Image: Assets: the More the Merrier

An asset is something that adds value to your financial situation. A liability detracts from your financial stability. Your liability may be someone Else’s asset! The loan you pay every month for your house is your banker’s asset. If your home grows in value, it is an asset for you also, provided you continue to protect that investment by maintaining it, making your loan payments, taxes, etc.

Imagine controlling the rights to a house that you have just improved in value by renovating it. Or a horse that just won a big race, or a business that just helped a client double their bottom line. As the asset grows in value, you will need to harvest your “profits” if you are to benefit. Many people saw terrific gains in “paper profits” in the stock market, only to see these gains evaporate. If one of your “businesses” is CEO of your own Trading/Investing portfolio, you need to continue to get better at managing it.

Understanding the fluctuating nature of life is important. Today’s asset may be tomorrow’s liability. Decide, as best you can, when is the best time to capitalize on your asset(s). The experts offer some excellent advice for us: “Cash to Assets to Cash.” Then repeat the process!

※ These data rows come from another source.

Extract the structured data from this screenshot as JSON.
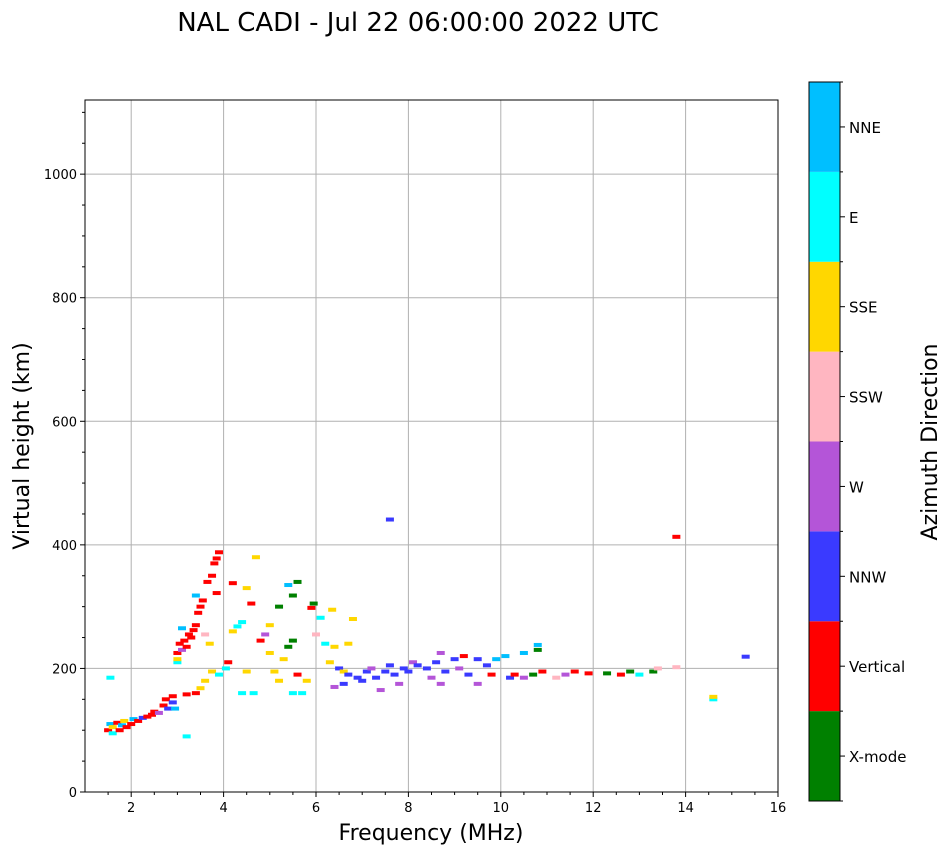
{
  "chart_data": {
    "type": "scatter",
    "title": "NAL CADI - Jul 22 06:00:00 2022 UTC",
    "xlabel": "Frequency (MHz)",
    "ylabel": "Virtual height (km)",
    "xlim": [
      1,
      16
    ],
    "ylim": [
      0,
      1120
    ],
    "xticks": [
      2,
      4,
      6,
      8,
      10,
      12,
      14,
      16
    ],
    "yticks": [
      0,
      200,
      400,
      600,
      800,
      1000
    ],
    "grid": true,
    "colorbar": {
      "label": "Azimuth Direction",
      "categories": [
        {
          "name": "X-mode",
          "color": "#008000"
        },
        {
          "name": "Vertical",
          "color": "#ff0000"
        },
        {
          "name": "NNW",
          "color": "#3a3aff"
        },
        {
          "name": "W",
          "color": "#b455d8"
        },
        {
          "name": "SSW",
          "color": "#ffb6c1"
        },
        {
          "name": "SSE",
          "color": "#ffd700"
        },
        {
          "name": "E",
          "color": "#00ffff"
        },
        {
          "name": "NNE",
          "color": "#00bfff"
        }
      ]
    },
    "points": [
      {
        "f": 1.5,
        "h": 100,
        "dir": "Vertical"
      },
      {
        "f": 1.55,
        "h": 110,
        "dir": "NNE"
      },
      {
        "f": 1.6,
        "h": 105,
        "dir": "SSE"
      },
      {
        "f": 1.6,
        "h": 95,
        "dir": "E"
      },
      {
        "f": 1.7,
        "h": 112,
        "dir": "Vertical"
      },
      {
        "f": 1.75,
        "h": 100,
        "dir": "Vertical"
      },
      {
        "f": 1.8,
        "h": 108,
        "dir": "NNE"
      },
      {
        "f": 1.85,
        "h": 115,
        "dir": "SSE"
      },
      {
        "f": 1.9,
        "h": 105,
        "dir": "Vertical"
      },
      {
        "f": 2.0,
        "h": 110,
        "dir": "Vertical"
      },
      {
        "f": 2.05,
        "h": 118,
        "dir": "NNE"
      },
      {
        "f": 2.15,
        "h": 115,
        "dir": "Vertical"
      },
      {
        "f": 2.25,
        "h": 120,
        "dir": "NNW"
      },
      {
        "f": 2.35,
        "h": 122,
        "dir": "Vertical"
      },
      {
        "f": 2.45,
        "h": 125,
        "dir": "Vertical"
      },
      {
        "f": 2.5,
        "h": 130,
        "dir": "Vertical"
      },
      {
        "f": 2.6,
        "h": 128,
        "dir": "W"
      },
      {
        "f": 2.7,
        "h": 140,
        "dir": "Vertical"
      },
      {
        "f": 2.75,
        "h": 150,
        "dir": "Vertical"
      },
      {
        "f": 2.8,
        "h": 135,
        "dir": "NNW"
      },
      {
        "f": 2.9,
        "h": 145,
        "dir": "NNW"
      },
      {
        "f": 2.95,
        "h": 135,
        "dir": "NNE"
      },
      {
        "f": 2.9,
        "h": 155,
        "dir": "Vertical"
      },
      {
        "f": 3.2,
        "h": 158,
        "dir": "Vertical"
      },
      {
        "f": 3.4,
        "h": 160,
        "dir": "Vertical"
      },
      {
        "f": 3.5,
        "h": 168,
        "dir": "SSE"
      },
      {
        "f": 3.6,
        "h": 180,
        "dir": "SSE"
      },
      {
        "f": 3.2,
        "h": 90,
        "dir": "E"
      },
      {
        "f": 3.0,
        "h": 210,
        "dir": "E"
      },
      {
        "f": 3.0,
        "h": 225,
        "dir": "Vertical"
      },
      {
        "f": 3.05,
        "h": 240,
        "dir": "Vertical"
      },
      {
        "f": 3.1,
        "h": 230,
        "dir": "W"
      },
      {
        "f": 3.15,
        "h": 245,
        "dir": "Vertical"
      },
      {
        "f": 3.2,
        "h": 235,
        "dir": "Vertical"
      },
      {
        "f": 3.25,
        "h": 255,
        "dir": "Vertical"
      },
      {
        "f": 3.3,
        "h": 250,
        "dir": "Vertical"
      },
      {
        "f": 3.35,
        "h": 262,
        "dir": "Vertical"
      },
      {
        "f": 3.4,
        "h": 270,
        "dir": "Vertical"
      },
      {
        "f": 3.45,
        "h": 290,
        "dir": "Vertical"
      },
      {
        "f": 3.5,
        "h": 300,
        "dir": "Vertical"
      },
      {
        "f": 3.55,
        "h": 310,
        "dir": "Vertical"
      },
      {
        "f": 3.4,
        "h": 318,
        "dir": "NNE"
      },
      {
        "f": 3.1,
        "h": 265,
        "dir": "NNE"
      },
      {
        "f": 3.0,
        "h": 215,
        "dir": "SSE"
      },
      {
        "f": 3.6,
        "h": 255,
        "dir": "SSW"
      },
      {
        "f": 3.65,
        "h": 340,
        "dir": "Vertical"
      },
      {
        "f": 3.75,
        "h": 350,
        "dir": "Vertical"
      },
      {
        "f": 3.8,
        "h": 370,
        "dir": "Vertical"
      },
      {
        "f": 3.85,
        "h": 378,
        "dir": "Vertical"
      },
      {
        "f": 3.9,
        "h": 388,
        "dir": "Vertical"
      },
      {
        "f": 3.85,
        "h": 322,
        "dir": "Vertical"
      },
      {
        "f": 3.7,
        "h": 240,
        "dir": "SSE"
      },
      {
        "f": 3.75,
        "h": 195,
        "dir": "SSE"
      },
      {
        "f": 3.9,
        "h": 190,
        "dir": "E"
      },
      {
        "f": 4.05,
        "h": 200,
        "dir": "E"
      },
      {
        "f": 4.1,
        "h": 210,
        "dir": "Vertical"
      },
      {
        "f": 4.2,
        "h": 260,
        "dir": "SSE"
      },
      {
        "f": 4.3,
        "h": 268,
        "dir": "E"
      },
      {
        "f": 4.4,
        "h": 275,
        "dir": "E"
      },
      {
        "f": 4.5,
        "h": 330,
        "dir": "SSE"
      },
      {
        "f": 4.2,
        "h": 338,
        "dir": "Vertical"
      },
      {
        "f": 4.6,
        "h": 305,
        "dir": "Vertical"
      },
      {
        "f": 4.7,
        "h": 380,
        "dir": "SSE"
      },
      {
        "f": 4.4,
        "h": 160,
        "dir": "E"
      },
      {
        "f": 4.65,
        "h": 160,
        "dir": "E"
      },
      {
        "f": 4.5,
        "h": 195,
        "dir": "SSE"
      },
      {
        "f": 4.8,
        "h": 245,
        "dir": "Vertical"
      },
      {
        "f": 4.9,
        "h": 255,
        "dir": "W"
      },
      {
        "f": 5.0,
        "h": 270,
        "dir": "SSE"
      },
      {
        "f": 5.0,
        "h": 225,
        "dir": "SSE"
      },
      {
        "f": 5.1,
        "h": 195,
        "dir": "SSE"
      },
      {
        "f": 5.2,
        "h": 180,
        "dir": "SSE"
      },
      {
        "f": 5.2,
        "h": 300,
        "dir": "X-mode"
      },
      {
        "f": 5.4,
        "h": 335,
        "dir": "NNE"
      },
      {
        "f": 5.5,
        "h": 318,
        "dir": "X-mode"
      },
      {
        "f": 5.6,
        "h": 340,
        "dir": "X-mode"
      },
      {
        "f": 5.5,
        "h": 245,
        "dir": "X-mode"
      },
      {
        "f": 5.4,
        "h": 235,
        "dir": "X-mode"
      },
      {
        "f": 5.3,
        "h": 215,
        "dir": "SSE"
      },
      {
        "f": 5.5,
        "h": 160,
        "dir": "E"
      },
      {
        "f": 5.7,
        "h": 160,
        "dir": "E"
      },
      {
        "f": 5.8,
        "h": 180,
        "dir": "SSE"
      },
      {
        "f": 5.6,
        "h": 190,
        "dir": "Vertical"
      },
      {
        "f": 5.9,
        "h": 298,
        "dir": "Vertical"
      },
      {
        "f": 5.95,
        "h": 305,
        "dir": "X-mode"
      },
      {
        "f": 6.0,
        "h": 255,
        "dir": "SSW"
      },
      {
        "f": 6.1,
        "h": 282,
        "dir": "E"
      },
      {
        "f": 6.2,
        "h": 240,
        "dir": "E"
      },
      {
        "f": 6.3,
        "h": 210,
        "dir": "SSE"
      },
      {
        "f": 6.35,
        "h": 295,
        "dir": "SSE"
      },
      {
        "f": 6.4,
        "h": 235,
        "dir": "SSE"
      },
      {
        "f": 6.5,
        "h": 200,
        "dir": "NNW"
      },
      {
        "f": 6.6,
        "h": 195,
        "dir": "SSE"
      },
      {
        "f": 6.7,
        "h": 240,
        "dir": "SSE"
      },
      {
        "f": 6.8,
        "h": 280,
        "dir": "SSE"
      },
      {
        "f": 6.4,
        "h": 170,
        "dir": "W"
      },
      {
        "f": 6.6,
        "h": 175,
        "dir": "NNW"
      },
      {
        "f": 6.7,
        "h": 190,
        "dir": "NNW"
      },
      {
        "f": 6.9,
        "h": 185,
        "dir": "NNW"
      },
      {
        "f": 7.1,
        "h": 195,
        "dir": "NNW"
      },
      {
        "f": 7.0,
        "h": 180,
        "dir": "NNW"
      },
      {
        "f": 7.2,
        "h": 200,
        "dir": "W"
      },
      {
        "f": 7.3,
        "h": 185,
        "dir": "NNW"
      },
      {
        "f": 7.5,
        "h": 195,
        "dir": "NNW"
      },
      {
        "f": 7.4,
        "h": 165,
        "dir": "W"
      },
      {
        "f": 7.6,
        "h": 205,
        "dir": "NNW"
      },
      {
        "f": 7.7,
        "h": 190,
        "dir": "NNW"
      },
      {
        "f": 7.8,
        "h": 175,
        "dir": "W"
      },
      {
        "f": 7.9,
        "h": 200,
        "dir": "NNW"
      },
      {
        "f": 8.1,
        "h": 210,
        "dir": "W"
      },
      {
        "f": 8.0,
        "h": 195,
        "dir": "NNW"
      },
      {
        "f": 8.2,
        "h": 205,
        "dir": "NNW"
      },
      {
        "f": 8.4,
        "h": 200,
        "dir": "NNW"
      },
      {
        "f": 8.5,
        "h": 185,
        "dir": "W"
      },
      {
        "f": 8.6,
        "h": 210,
        "dir": "NNW"
      },
      {
        "f": 8.7,
        "h": 175,
        "dir": "W"
      },
      {
        "f": 8.7,
        "h": 225,
        "dir": "W"
      },
      {
        "f": 8.8,
        "h": 195,
        "dir": "NNW"
      },
      {
        "f": 9.0,
        "h": 215,
        "dir": "NNW"
      },
      {
        "f": 9.1,
        "h": 200,
        "dir": "W"
      },
      {
        "f": 9.2,
        "h": 220,
        "dir": "Vertical"
      },
      {
        "f": 9.3,
        "h": 190,
        "dir": "NNW"
      },
      {
        "f": 9.5,
        "h": 215,
        "dir": "NNW"
      },
      {
        "f": 9.5,
        "h": 175,
        "dir": "W"
      },
      {
        "f": 9.7,
        "h": 205,
        "dir": "NNW"
      },
      {
        "f": 9.8,
        "h": 190,
        "dir": "Vertical"
      },
      {
        "f": 9.9,
        "h": 215,
        "dir": "NNE"
      },
      {
        "f": 10.1,
        "h": 220,
        "dir": "NNE"
      },
      {
        "f": 10.2,
        "h": 185,
        "dir": "NNW"
      },
      {
        "f": 10.3,
        "h": 190,
        "dir": "Vertical"
      },
      {
        "f": 10.5,
        "h": 225,
        "dir": "NNE"
      },
      {
        "f": 10.5,
        "h": 185,
        "dir": "W"
      },
      {
        "f": 10.8,
        "h": 238,
        "dir": "NNE"
      },
      {
        "f": 10.8,
        "h": 230,
        "dir": "X-mode"
      },
      {
        "f": 10.7,
        "h": 190,
        "dir": "X-mode"
      },
      {
        "f": 10.9,
        "h": 195,
        "dir": "Vertical"
      },
      {
        "f": 11.2,
        "h": 185,
        "dir": "SSW"
      },
      {
        "f": 11.4,
        "h": 190,
        "dir": "W"
      },
      {
        "f": 11.6,
        "h": 195,
        "dir": "Vertical"
      },
      {
        "f": 11.9,
        "h": 192,
        "dir": "Vertical"
      },
      {
        "f": 12.3,
        "h": 192,
        "dir": "X-mode"
      },
      {
        "f": 12.6,
        "h": 190,
        "dir": "Vertical"
      },
      {
        "f": 12.8,
        "h": 195,
        "dir": "X-mode"
      },
      {
        "f": 13.0,
        "h": 190,
        "dir": "E"
      },
      {
        "f": 13.3,
        "h": 195,
        "dir": "X-mode"
      },
      {
        "f": 13.4,
        "h": 200,
        "dir": "SSW"
      },
      {
        "f": 13.8,
        "h": 202,
        "dir": "SSW"
      },
      {
        "f": 13.8,
        "h": 413,
        "dir": "Vertical"
      },
      {
        "f": 7.6,
        "h": 441,
        "dir": "NNW"
      },
      {
        "f": 14.6,
        "h": 150,
        "dir": "E"
      },
      {
        "f": 14.6,
        "h": 154,
        "dir": "SSE"
      },
      {
        "f": 15.3,
        "h": 219,
        "dir": "NNW"
      },
      {
        "f": 1.55,
        "h": 185,
        "dir": "E"
      }
    ]
  }
}
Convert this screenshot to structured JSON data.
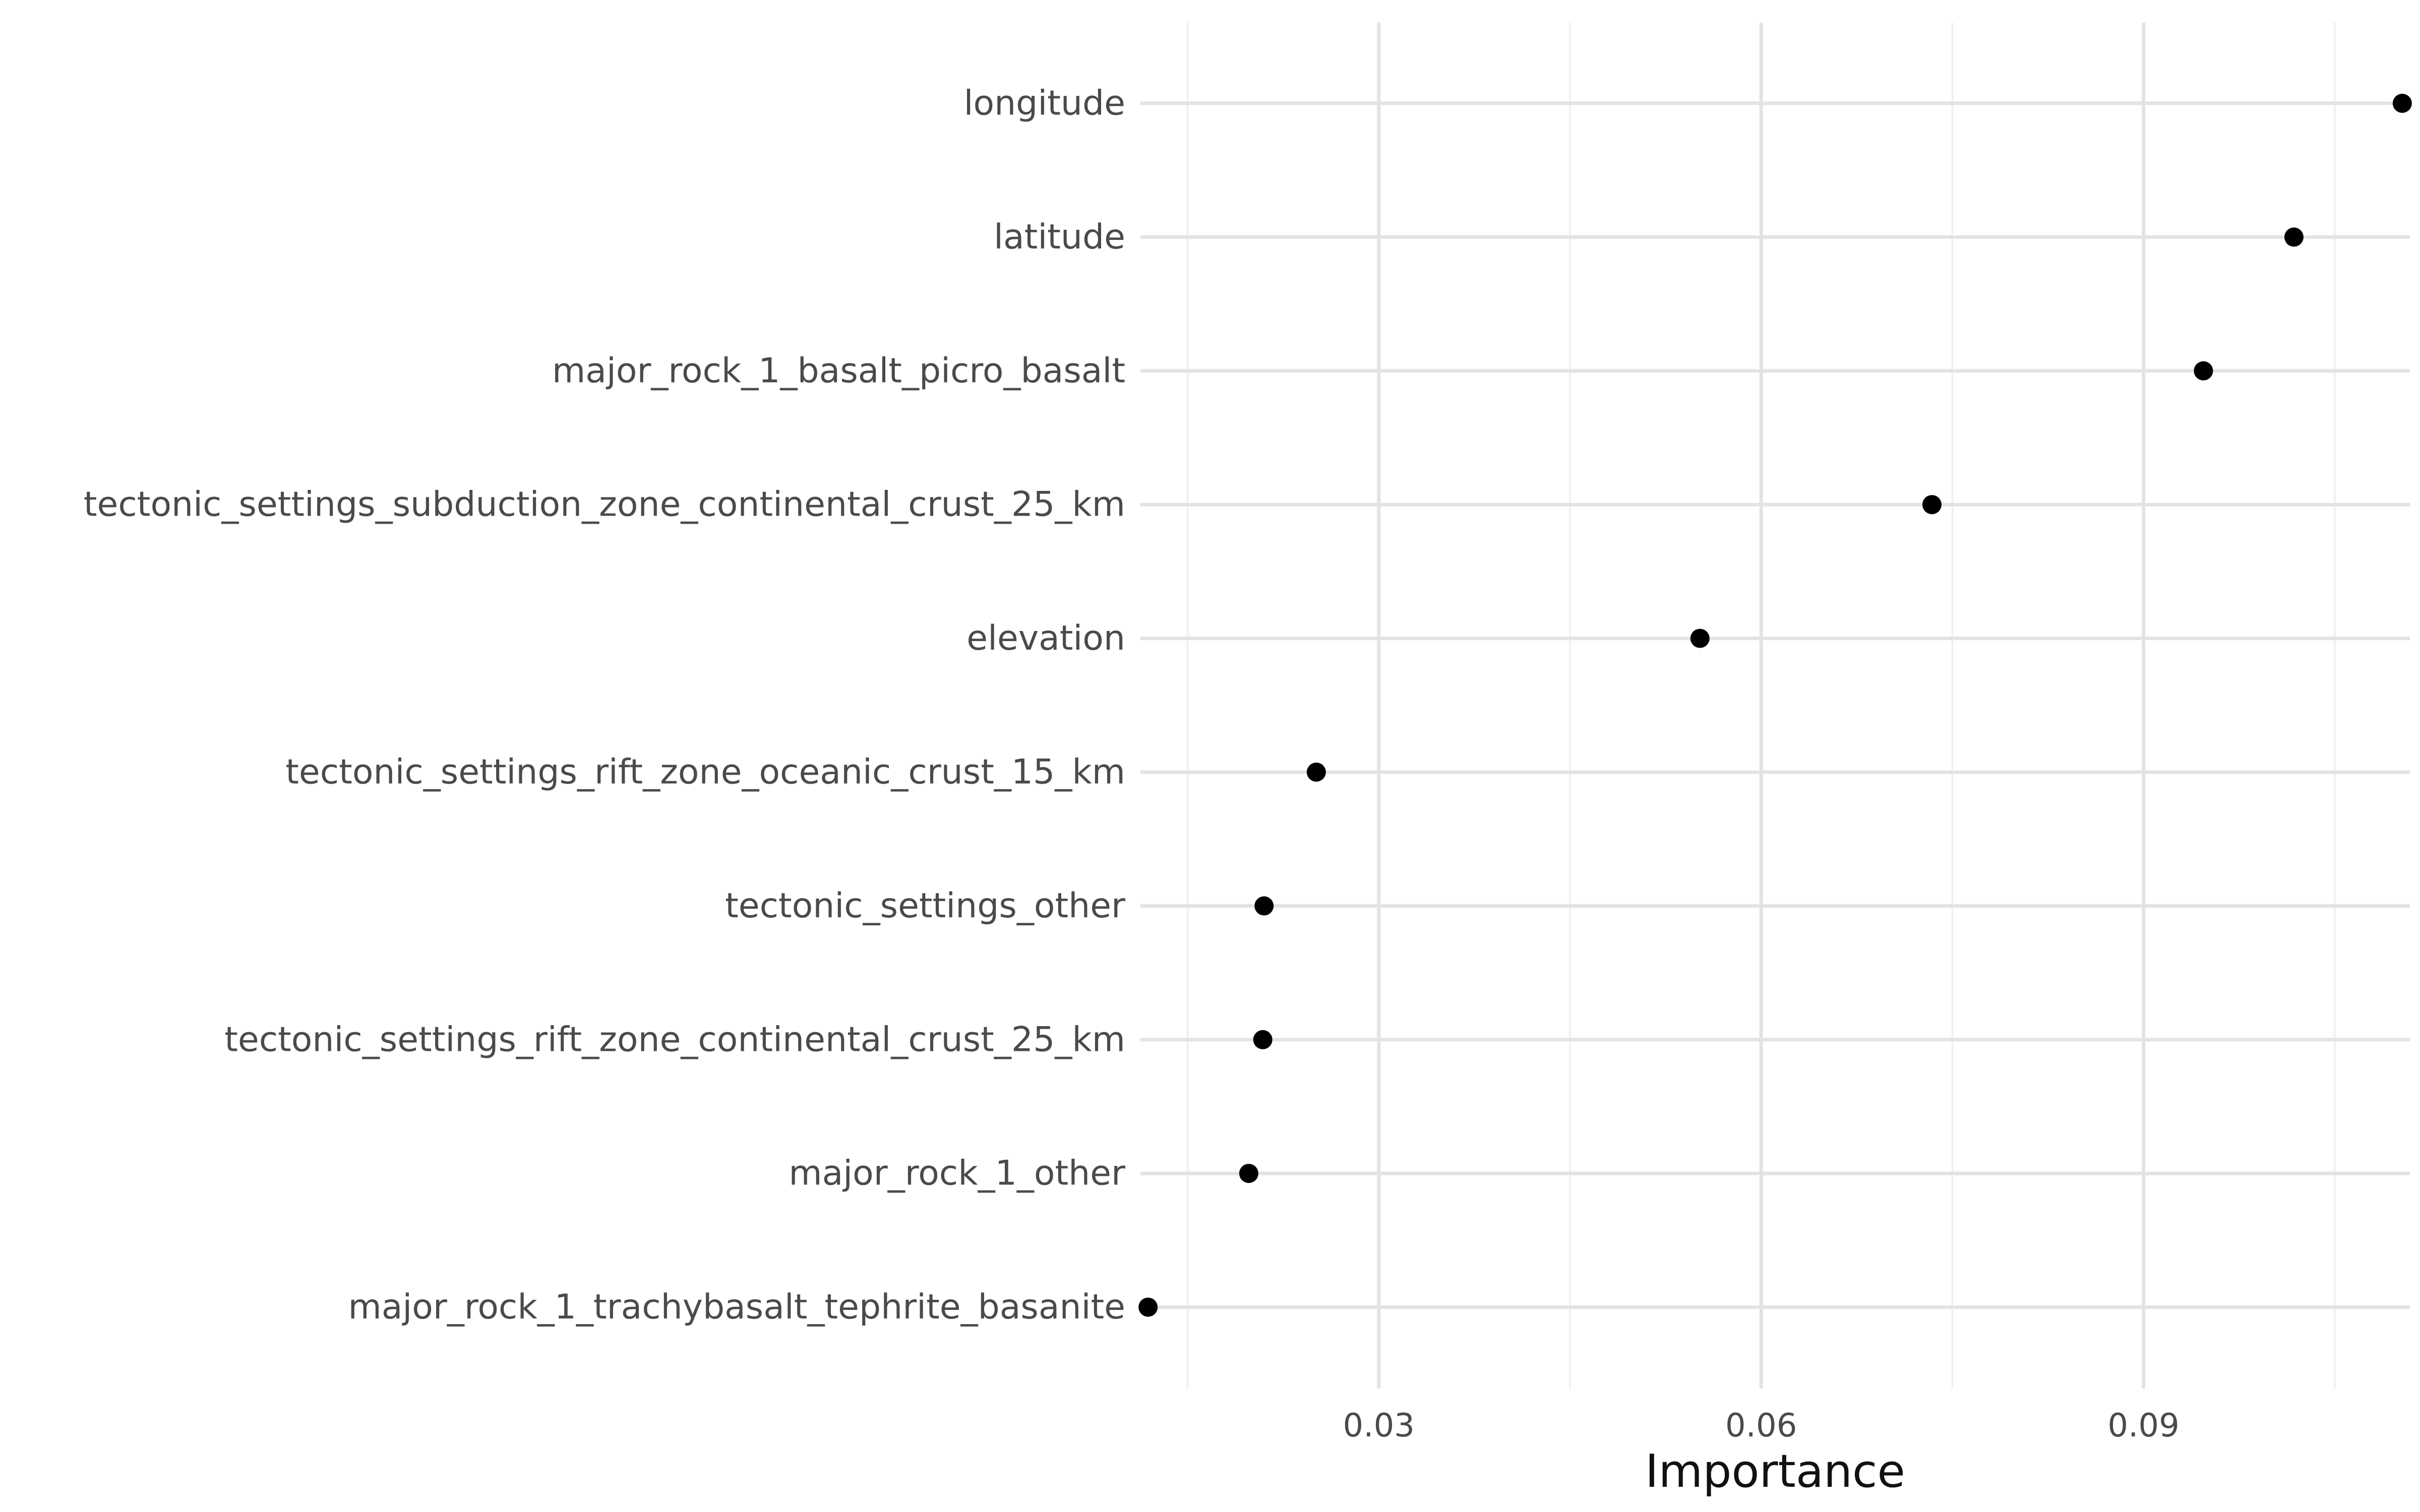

Positioning your business to be in front of a significant growth wave is a reliable technique that will propel your business with rocket fuel. Baby boomers, because of their relative size of the population, have become a target for professional marketers. You also would be wise to target them if you are looking for a shortcut to riches.

Apply This Concept
It may be best to determine where your interests lie, then get started in a particular niche, especially one where you already have some expertise. Steadily build a portfolio of investments. Building or creating wealth is best done by focus. Maintaining wealth is more easily accomplished by diversifying. Depending on your age and situation, your plan may include different time horizons. Some sophisticated investors advocate utilizing different methods for short, medium, and long term trading and investing. Cash flow, growth of capital, and tax shelters all have to be considered as part of a total plan. Equally important is having firewalls between your investments; if one goes bad you don't want it to contaminate the rest! Finally, remember that an asset may become a liability. If it does, rid yourself of it immediately, minimizing your losses. Be unemotional about it. Cut your losses and let your profits run. Losers hold and hope, sometimes losing all their profits, and then principal too. Winners don't take losses personally. They understand that it is a risk you take to play the game, and move on to more promising opportunities. Understanding the Opportunity cost or Time Value of Money is an important concept they have learned to embrace. So should you, if you want to be wealthy.